At least, Arvind Panagariya, Vice-Chairman, National Institution for Transforming India (NITI) Aayog, knows about the perversity of price controls. Delivering the Sixth R.K. Talwar Memorial Lecture on July 17, 2015, on ‘Growth, Poverty and Economic Transformation of India,’ Panagariya said, “Strict investment licensing, reinforced by protection against imports, promised guaranteed monopoly profits, which were anathema under the prevailing socialist norms. Therefore, the government came to fix the prices of many of the products such as cement, steel, scooters and automobiles at levels that would rule out obscene profits. Price controls in turn produced shortages and had to be complemented by controls on distribution through permits. So, queues and corruption emerged as natural responses. If you wanted an automobile, you had the option to either wait in a years-long queue or pay a bribe to jump the queue. And even then you received a vehicle of quality that no customer today would buy.”

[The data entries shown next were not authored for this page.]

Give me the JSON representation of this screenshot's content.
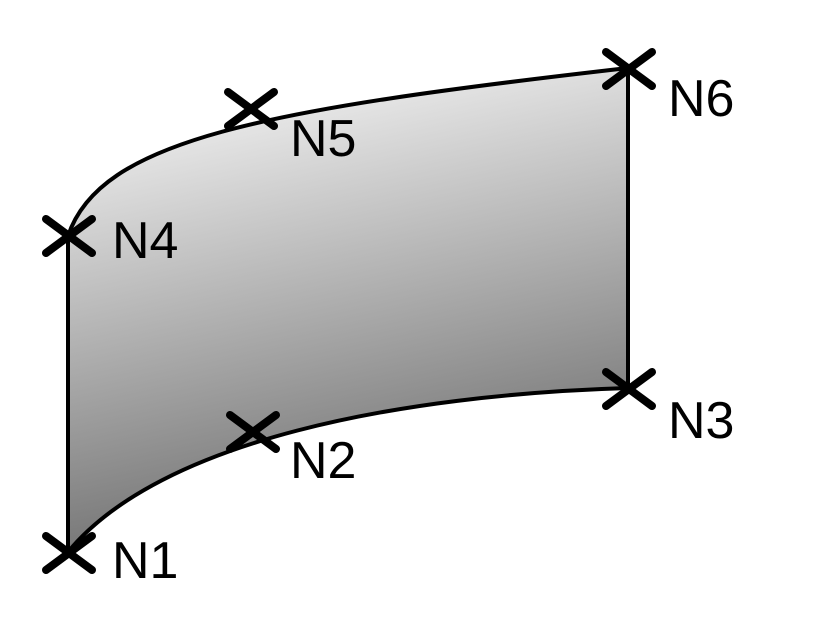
{
  "diagram": {
    "nodes": [
      {
        "id": "N1",
        "label": "N1"
      },
      {
        "id": "N2",
        "label": "N2"
      },
      {
        "id": "N3",
        "label": "N3"
      },
      {
        "id": "N4",
        "label": "N4"
      },
      {
        "id": "N5",
        "label": "N5"
      },
      {
        "id": "N6",
        "label": "N6"
      }
    ],
    "edges": [
      {
        "from": "N1",
        "to": "N3",
        "via": "N2",
        "shape": "curve"
      },
      {
        "from": "N3",
        "to": "N6",
        "shape": "line"
      },
      {
        "from": "N4",
        "to": "N6",
        "via": "N5",
        "shape": "curve"
      },
      {
        "from": "N1",
        "to": "N4",
        "shape": "line"
      }
    ],
    "surface_fill": {
      "top_color": "#ffffff",
      "bottom_color": "#707070"
    }
  }
}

The facts that the NITI Aayog is headed by the Prime Minister and Panagariya was handpicked by the PMO imply that the guy has Modi’s ear. The organization, which replaced the Planning Commission, was created for this purpose only. It has been mandated to, among other things, “evolve a shared vision of national development priorities, sectors and strategies with the active involvement of States in the light of national objectives.”

Are the Agriculture, Health, and Commerce Ministers even aware of the opinion of the NITI Aayog head? Or they believe that the opinion, certainly not the good opinion, should be heeded to, as it invariably militates against the imperatives of Indian politics?

It is indisputable that Indian politics reeks of socialism, and our leaders wallow in the socialist slush; this is the reason that they increasingly take recourse to statist measures. These measures have proved futile; it was expected of Modi to charter a course out of statism. Unfortunately, his government remains mired in the policy bog that has been the bane of India.